Vous estimez qu'il est abusif de dépeindre la Belgique comme un paradis fiscal.

STEVEN VANDEN BERGHE. "J'ai lu le projet du rapport et je trouve qu'il est sévère de conclure que la Belgique est un paradis fiscal. Notre pays y apparaît trois fois. Premièrement, nous sommes félicités de ne pas avoir de programmes de visas dorés. Ensuite, à propos des rulings relatifs aux bénéfices excédentaires, mais la Cour européenne a estimé qu'il ne s'agissait pas d'une aide d'État. Enfin dans la liste des pays qui jouent un rôle dans l'évasion fiscale. Le rapport qualifie certains pays de planificateurs fiscaux agressifs étant donné que les investissements étrangers y représentent plus de 100% du PIB. Dans le cas de la Belgique, il s'agit de 102%. Au Luxembourg, ce flux d'investissements étrangers correspond à 6.000% du PIB."

Même si la Cour européenne a acquitté notre pays, ce système des rulings relatifs aux bénéfices excédentaires n'est-il pas une forme d'accord fiscal adapté aux multinationales ?

SVB. "Il s'agit de 60 rulings accordés à 36 entreprises au cours des dix dernières années, soit 1% de tous les rulings délivrés. En comparaison des Pays-Bas, du Luxembourg et de l'Irlande très friands des rulings de ce type, la Belgique joue en provinciale. Il incombe à notre service d'offrir une sécurité juridique aux particuliers et aux PME dans le cadre de l'application de la législation fiscale. Nous ne faisons pas de planification fiscale. Notre service de ruling n'a jamais été utilisé pour distribuer des cadeaux."

Les accords fiscaux nationaux ne devraient-elles pas progressivement disparaître pour mettre un terme à la course au nivellement par le bas en Europe ?
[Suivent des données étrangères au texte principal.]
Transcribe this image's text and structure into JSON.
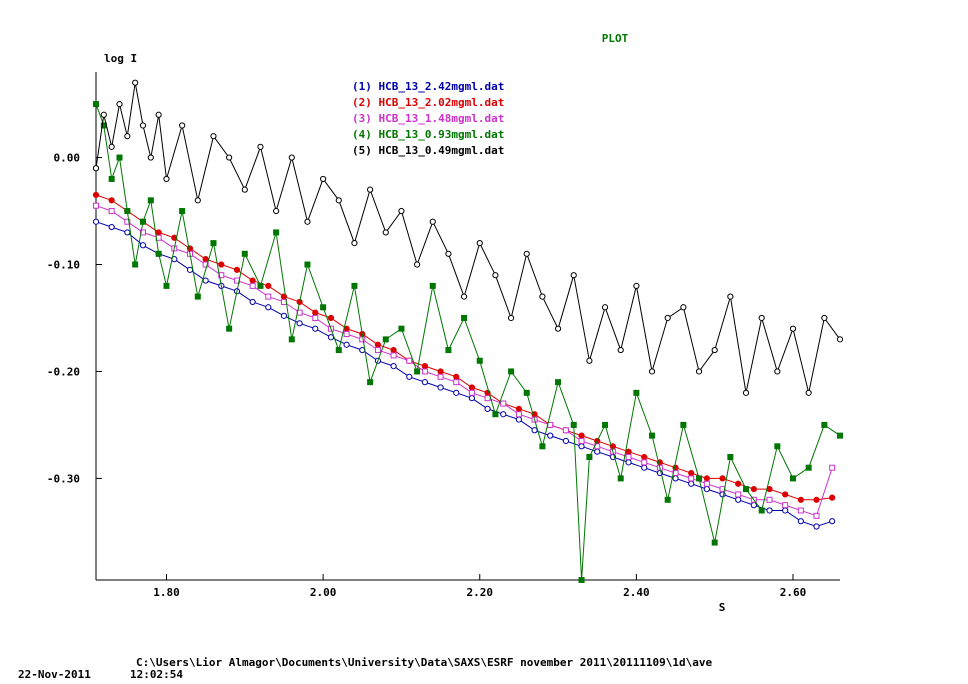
{
  "chart_data": {
    "type": "line",
    "title": "PLOT",
    "title_color": "#007700",
    "ylabel": "log I",
    "xlabel": "S",
    "xlim": [
      1.71,
      2.66
    ],
    "ylim": [
      -0.395,
      0.08
    ],
    "xticks": [
      {
        "value": 1.8,
        "label": "1.80"
      },
      {
        "value": 2.0,
        "label": "2.00"
      },
      {
        "value": 2.2,
        "label": "2.20"
      },
      {
        "value": 2.4,
        "label": "2.40"
      },
      {
        "value": 2.6,
        "label": "2.60"
      }
    ],
    "yticks": [
      {
        "value": 0.0,
        "label": "0.00"
      },
      {
        "value": -0.1,
        "label": "-0.10"
      },
      {
        "value": -0.2,
        "label": "-0.20"
      },
      {
        "value": -0.3,
        "label": "-0.30"
      }
    ],
    "grid": false,
    "legend_position": "top-center",
    "series": [
      {
        "name": "(1) HCB_13_2.42mgml.dat",
        "color": "#0000aa",
        "marker": "open-circle",
        "x": [
          1.71,
          1.73,
          1.75,
          1.77,
          1.79,
          1.81,
          1.83,
          1.85,
          1.87,
          1.89,
          1.91,
          1.93,
          1.95,
          1.97,
          1.99,
          2.01,
          2.03,
          2.05,
          2.07,
          2.09,
          2.11,
          2.13,
          2.15,
          2.17,
          2.19,
          2.21,
          2.23,
          2.25,
          2.27,
          2.29,
          2.31,
          2.33,
          2.35,
          2.37,
          2.39,
          2.41,
          2.43,
          2.45,
          2.47,
          2.49,
          2.51,
          2.53,
          2.55,
          2.57,
          2.59,
          2.61,
          2.63,
          2.65
        ],
        "y": [
          -0.06,
          -0.065,
          -0.07,
          -0.082,
          -0.09,
          -0.095,
          -0.105,
          -0.115,
          -0.12,
          -0.125,
          -0.135,
          -0.14,
          -0.148,
          -0.155,
          -0.16,
          -0.168,
          -0.175,
          -0.18,
          -0.19,
          -0.195,
          -0.205,
          -0.21,
          -0.215,
          -0.22,
          -0.225,
          -0.235,
          -0.24,
          -0.245,
          -0.255,
          -0.26,
          -0.265,
          -0.27,
          -0.275,
          -0.28,
          -0.285,
          -0.29,
          -0.295,
          -0.3,
          -0.305,
          -0.31,
          -0.315,
          -0.32,
          -0.325,
          -0.33,
          -0.33,
          -0.34,
          -0.345,
          -0.34
        ]
      },
      {
        "name": "(2) HCB_13_2.02mgml.dat",
        "color": "#dd0000",
        "marker": "filled-circle",
        "x": [
          1.71,
          1.73,
          1.75,
          1.77,
          1.79,
          1.81,
          1.83,
          1.85,
          1.87,
          1.89,
          1.91,
          1.93,
          1.95,
          1.97,
          1.99,
          2.01,
          2.03,
          2.05,
          2.07,
          2.09,
          2.11,
          2.13,
          2.15,
          2.17,
          2.19,
          2.21,
          2.23,
          2.25,
          2.27,
          2.29,
          2.31,
          2.33,
          2.35,
          2.37,
          2.39,
          2.41,
          2.43,
          2.45,
          2.47,
          2.49,
          2.51,
          2.53,
          2.55,
          2.57,
          2.59,
          2.61,
          2.63,
          2.65
        ],
        "y": [
          -0.035,
          -0.04,
          -0.05,
          -0.06,
          -0.07,
          -0.075,
          -0.085,
          -0.095,
          -0.1,
          -0.105,
          -0.115,
          -0.12,
          -0.13,
          -0.135,
          -0.145,
          -0.15,
          -0.16,
          -0.165,
          -0.175,
          -0.18,
          -0.19,
          -0.195,
          -0.2,
          -0.205,
          -0.215,
          -0.22,
          -0.23,
          -0.235,
          -0.24,
          -0.25,
          -0.255,
          -0.26,
          -0.265,
          -0.27,
          -0.275,
          -0.28,
          -0.285,
          -0.29,
          -0.295,
          -0.3,
          -0.3,
          -0.305,
          -0.31,
          -0.31,
          -0.315,
          -0.32,
          -0.32,
          -0.318
        ]
      },
      {
        "name": "(3) HCB_13_1.48mgml.dat",
        "color": "#cc33cc",
        "marker": "open-square",
        "x": [
          1.71,
          1.73,
          1.75,
          1.77,
          1.79,
          1.81,
          1.83,
          1.85,
          1.87,
          1.89,
          1.91,
          1.93,
          1.95,
          1.97,
          1.99,
          2.01,
          2.03,
          2.05,
          2.07,
          2.09,
          2.11,
          2.13,
          2.15,
          2.17,
          2.19,
          2.21,
          2.23,
          2.25,
          2.27,
          2.29,
          2.31,
          2.33,
          2.35,
          2.37,
          2.39,
          2.41,
          2.43,
          2.45,
          2.47,
          2.49,
          2.51,
          2.53,
          2.55,
          2.57,
          2.59,
          2.61,
          2.63,
          2.65
        ],
        "y": [
          -0.045,
          -0.05,
          -0.06,
          -0.07,
          -0.075,
          -0.085,
          -0.09,
          -0.1,
          -0.11,
          -0.115,
          -0.12,
          -0.13,
          -0.135,
          -0.145,
          -0.15,
          -0.16,
          -0.165,
          -0.17,
          -0.18,
          -0.185,
          -0.19,
          -0.2,
          -0.205,
          -0.21,
          -0.22,
          -0.225,
          -0.23,
          -0.24,
          -0.245,
          -0.25,
          -0.255,
          -0.265,
          -0.27,
          -0.275,
          -0.28,
          -0.285,
          -0.29,
          -0.295,
          -0.3,
          -0.305,
          -0.31,
          -0.315,
          -0.32,
          -0.32,
          -0.325,
          -0.33,
          -0.335,
          -0.29
        ]
      },
      {
        "name": "(4) HCB_13_0.93mgml.dat",
        "color": "#007700",
        "marker": "filled-square",
        "x": [
          1.71,
          1.72,
          1.73,
          1.74,
          1.75,
          1.76,
          1.77,
          1.78,
          1.79,
          1.8,
          1.82,
          1.84,
          1.86,
          1.88,
          1.9,
          1.92,
          1.94,
          1.96,
          1.98,
          2.0,
          2.02,
          2.04,
          2.06,
          2.08,
          2.1,
          2.12,
          2.14,
          2.16,
          2.18,
          2.2,
          2.22,
          2.24,
          2.26,
          2.28,
          2.3,
          2.32,
          2.33,
          2.34,
          2.36,
          2.38,
          2.4,
          2.42,
          2.44,
          2.46,
          2.48,
          2.5,
          2.52,
          2.54,
          2.56,
          2.58,
          2.6,
          2.62,
          2.64,
          2.66
        ],
        "y": [
          0.05,
          0.03,
          -0.02,
          0.0,
          -0.05,
          -0.1,
          -0.06,
          -0.04,
          -0.09,
          -0.12,
          -0.05,
          -0.13,
          -0.08,
          -0.16,
          -0.09,
          -0.12,
          -0.07,
          -0.17,
          -0.1,
          -0.14,
          -0.18,
          -0.12,
          -0.21,
          -0.17,
          -0.16,
          -0.2,
          -0.12,
          -0.18,
          -0.15,
          -0.19,
          -0.24,
          -0.2,
          -0.22,
          -0.27,
          -0.21,
          -0.25,
          -0.395,
          -0.28,
          -0.25,
          -0.3,
          -0.22,
          -0.26,
          -0.32,
          -0.25,
          -0.3,
          -0.36,
          -0.28,
          -0.31,
          -0.33,
          -0.27,
          -0.3,
          -0.29,
          -0.25,
          -0.26
        ]
      },
      {
        "name": "(5) HCB_13_0.49mgml.dat",
        "color": "#000000",
        "marker": "open-circle",
        "x": [
          1.71,
          1.72,
          1.73,
          1.74,
          1.75,
          1.76,
          1.77,
          1.78,
          1.79,
          1.8,
          1.82,
          1.84,
          1.86,
          1.88,
          1.9,
          1.92,
          1.94,
          1.96,
          1.98,
          2.0,
          2.02,
          2.04,
          2.06,
          2.08,
          2.1,
          2.12,
          2.14,
          2.16,
          2.18,
          2.2,
          2.22,
          2.24,
          2.26,
          2.28,
          2.3,
          2.32,
          2.34,
          2.36,
          2.38,
          2.4,
          2.42,
          2.44,
          2.46,
          2.48,
          2.5,
          2.52,
          2.54,
          2.56,
          2.58,
          2.6,
          2.62,
          2.64,
          2.66
        ],
        "y": [
          -0.01,
          0.04,
          0.01,
          0.05,
          0.02,
          0.07,
          0.03,
          0.0,
          0.04,
          -0.02,
          0.03,
          -0.04,
          0.02,
          0.0,
          -0.03,
          0.01,
          -0.05,
          0.0,
          -0.06,
          -0.02,
          -0.04,
          -0.08,
          -0.03,
          -0.07,
          -0.05,
          -0.1,
          -0.06,
          -0.09,
          -0.13,
          -0.08,
          -0.11,
          -0.15,
          -0.09,
          -0.13,
          -0.16,
          -0.11,
          -0.19,
          -0.14,
          -0.18,
          -0.12,
          -0.2,
          -0.15,
          -0.14,
          -0.2,
          -0.18,
          -0.13,
          -0.22,
          -0.15,
          -0.2,
          -0.16,
          -0.22,
          -0.15,
          -0.17
        ]
      }
    ]
  },
  "footer": {
    "path": "C:\\Users\\Lior Almagor\\Documents\\University\\Data\\SAXS\\ESRF november 2011\\20111109\\1d\\ave",
    "date": "22-Nov-2011",
    "time": "12:02:54"
  }
}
SVB. "Cette fiscalité de niche est de toute façon en train de s'éteindre sous l'influence de nouvelles règles mondiales telles que la BEPS de l'OCDE et l'ATAD de l'UE. Un nivellement fiscal émerge en Europe. Je pense que les multinationales paieront plus d'impôts de manière générale au bout du compte. C'est aux politiques qu'il revient de décider jusqu'où ira ce nivellement. Les grands pays ne voient pas d'un bon oeil qu'une partie de leurs recettes fiscales soit placée dans des petits pays dotés d'une telle fiscalité de niche."

Cela signifie-t-il que plus d'unification fiscale au sein de l'UE n'est pas indispensable ?
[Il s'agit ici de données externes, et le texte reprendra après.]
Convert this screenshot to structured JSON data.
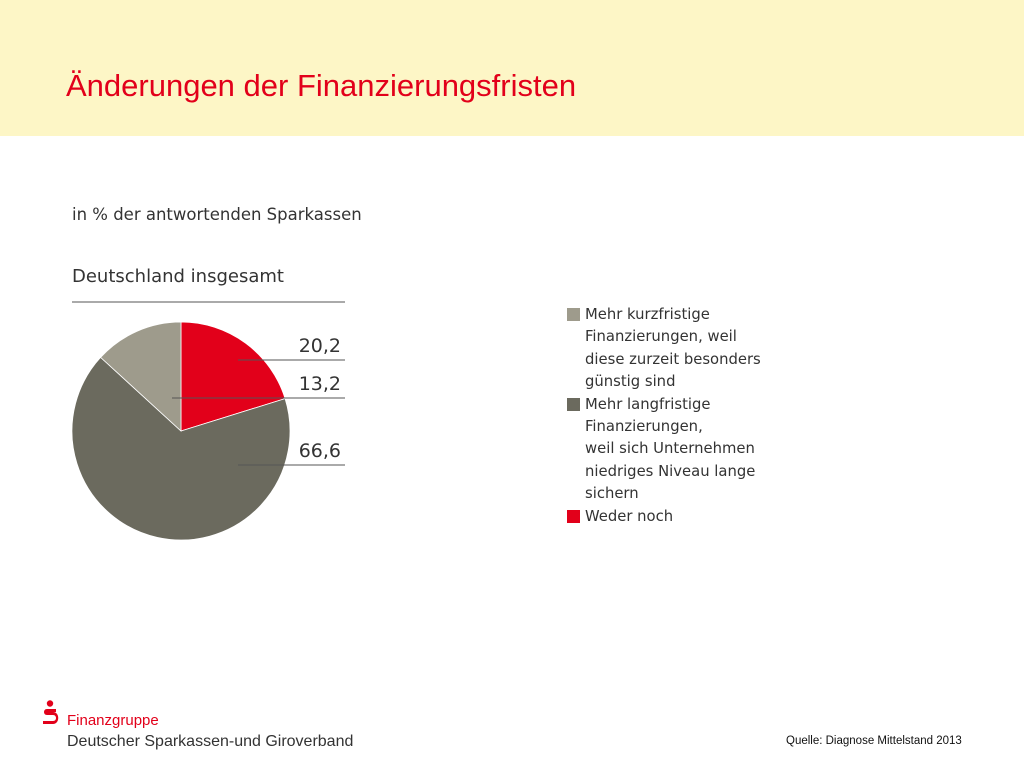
{
  "slide": {
    "title": "Änderungen der Finanzierungsfristen",
    "subtitle": "in % der antwortenden Sparkassen",
    "source": "Quelle: Diagnose Mittelstand 2013"
  },
  "footer": {
    "org_line1": "Finanzgruppe",
    "org_line2": "Deutscher Sparkassen-und Giroverband"
  },
  "colors": {
    "brand_red": "#e2001a",
    "header_band": "#fdf6c6"
  },
  "chart_data": {
    "type": "pie",
    "title": "Deutschland insgesamt",
    "value_labels": [
      "20,2",
      "13,2",
      "66,6"
    ],
    "slices": [
      {
        "name": "Weder noch",
        "value": 20.2,
        "color": "#e2001a"
      },
      {
        "name": "Mehr langfristige\nFinanzierungen,\nweil sich Unternehmen\nniedriges Niveau lange\nsichern",
        "value": 66.6,
        "color": "#6b6a5e"
      },
      {
        "name": "Mehr kurzfristige\nFinanzierungen, weil\ndiese zurzeit besonders\ngünstig sind",
        "value": 13.2,
        "color": "#9e9b8c"
      }
    ],
    "legend_order": [
      {
        "label": "Mehr kurzfristige\nFinanzierungen, weil\ndiese zurzeit besonders\ngünstig sind",
        "color": "#9e9b8c"
      },
      {
        "label": "Mehr langfristige\nFinanzierungen,\nweil sich Unternehmen\nniedriges Niveau lange\nsichern",
        "color": "#6b6a5e"
      },
      {
        "label": "Weder noch",
        "color": "#e2001a"
      }
    ],
    "legend_position": "right"
  }
}
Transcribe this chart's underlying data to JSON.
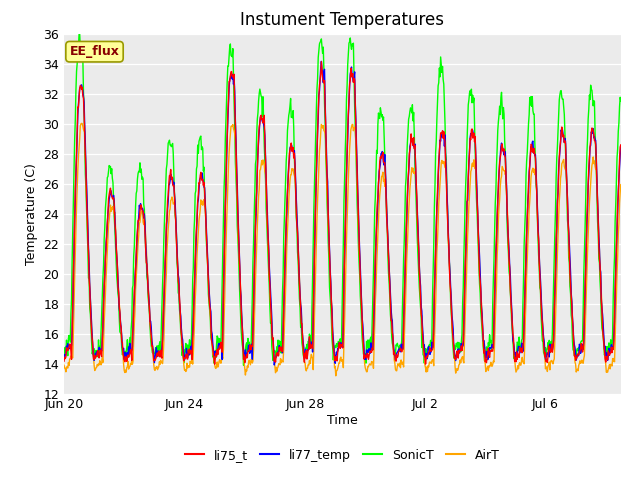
{
  "title": "Instument Temperatures",
  "xlabel": "Time",
  "ylabel": "Temperature (C)",
  "ylim": [
    12,
    36
  ],
  "yticks": [
    12,
    14,
    16,
    18,
    20,
    22,
    24,
    26,
    28,
    30,
    32,
    34,
    36
  ],
  "xtick_labels": [
    "Jun 20",
    "Jun 24",
    "Jun 28",
    "Jul 2",
    "Jul 6"
  ],
  "xtick_days": [
    0,
    4,
    8,
    12,
    16
  ],
  "annotation_text": "EE_flux",
  "annotation_bg": "#FFFF99",
  "annotation_border": "#999900",
  "bg_color": "#EBEBEB",
  "colors": {
    "li75_t": "#FF0000",
    "li77_temp": "#0000FF",
    "SonicT": "#00FF00",
    "AirT": "#FFA500"
  },
  "line_width": 1.0,
  "title_fontsize": 12,
  "label_fontsize": 9,
  "tick_fontsize": 9
}
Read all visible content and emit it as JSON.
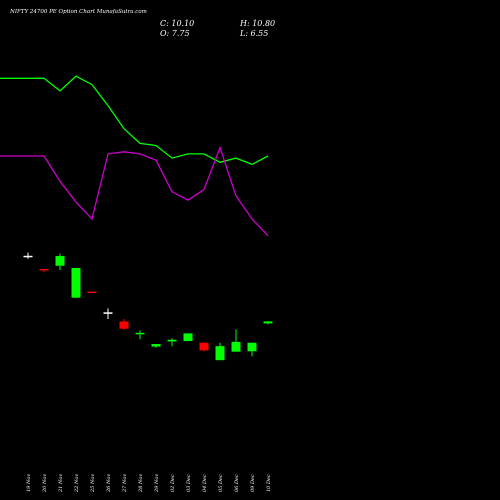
{
  "header": {
    "title": "NIFTY 24700  PE Option  Chart MunafaSutra.com",
    "close_label": "C: 10.10",
    "open_label": "O: 7.75",
    "high_label": "H: 10.80",
    "low_label": "L: 6.55"
  },
  "colors": {
    "background": "#000000",
    "up_candle": "#00ff00",
    "down_candle": "#ff0000",
    "doji": "#ffffff",
    "line_green": "#00ff00",
    "line_magenta": "#cc00cc"
  },
  "chart_data": {
    "type": "candlestick",
    "categories": [
      "19 Nov",
      "20 Nov",
      "21 Nov",
      "22 Nov",
      "25 Nov",
      "26 Nov",
      "27 Nov",
      "28 Nov",
      "29 Nov",
      "02 Dec",
      "03 Dec",
      "04 Dec",
      "05 Dec",
      "06 Dec",
      "09 Dec",
      "10 Dec"
    ],
    "candles": [
      {
        "date": "19 Nov",
        "open": 87.3,
        "high": 91.0,
        "low": 83.8,
        "close": 87.3
      },
      {
        "date": "20 Nov",
        "open": 71.8,
        "high": 71.8,
        "low": 68.0,
        "close": 70.0
      },
      {
        "date": "21 Nov",
        "open": 75.6,
        "high": 89.8,
        "low": 70.5,
        "close": 87.0
      },
      {
        "date": "22 Nov",
        "open": 38.0,
        "high": 73.0,
        "low": 37.8,
        "close": 73.0
      },
      {
        "date": "25 Nov",
        "open": 45.2,
        "high": 45.2,
        "low": 43.5,
        "close": 43.8
      },
      {
        "date": "26 Nov",
        "open": 20.8,
        "high": 25.5,
        "low": 13.0,
        "close": 20.8
      },
      {
        "date": "27 Nov",
        "open": 10.0,
        "high": 13.0,
        "low": 0.0,
        "close": 1.5
      },
      {
        "date": "28 Nov",
        "open": -5.0,
        "high": -0.5,
        "low": -11.0,
        "close": -3.3
      },
      {
        "date": "29 Nov",
        "open": -19.5,
        "high": -16.5,
        "low": -21.0,
        "close": -16.5
      },
      {
        "date": "02 Dec",
        "open": -13.5,
        "high": -9.7,
        "low": -19.0,
        "close": -11.5
      },
      {
        "date": "03 Dec",
        "open": -13.0,
        "high": -4.0,
        "low": -13.0,
        "close": -4.0
      },
      {
        "date": "04 Dec",
        "open": -15.0,
        "high": -15.0,
        "low": -25.0,
        "close": -24.0
      },
      {
        "date": "05 Dec",
        "open": -35.5,
        "high": -15.0,
        "low": -35.5,
        "close": -19.0
      },
      {
        "date": "06 Dec",
        "open": -25.5,
        "high": 0.8,
        "low": -25.5,
        "close": -14.0
      },
      {
        "date": "09 Dec",
        "open": -25.0,
        "high": -15.0,
        "low": -31.0,
        "close": -15.0
      },
      {
        "date": "10 Dec",
        "open": 7.75,
        "high": 10.8,
        "low": 6.55,
        "close": 10.1
      }
    ],
    "series": [
      {
        "values": [
          77,
          77,
          71,
          78,
          74,
          64,
          53,
          46,
          45,
          39,
          41,
          41,
          37,
          39,
          36,
          40
        ]
      },
      {
        "values": [
          40,
          40,
          28,
          18,
          10,
          41,
          42,
          41,
          38,
          23,
          19,
          24,
          44,
          21,
          10,
          2
        ]
      }
    ]
  }
}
SVB. "Étant donné que les multinationales opèrent au-delà des frontières au sein de l'Europe, des accords européens sont opportuns. Mais il s'agit d'une question très délicate sur le plan politique. Les petits pays comme le nôtre resteront très critiques à cet égard car la fiscalité reste, pour eux en particulier, un instrument d'autonomie. Ils se montreront également réticents devant la proposition de la Commission européenne de voter à la majorité qualifiée les questions fiscales, qui requièrent actuellement l'unanimité des États membres. Mais en soi davantage d'unification faciliterait les choses."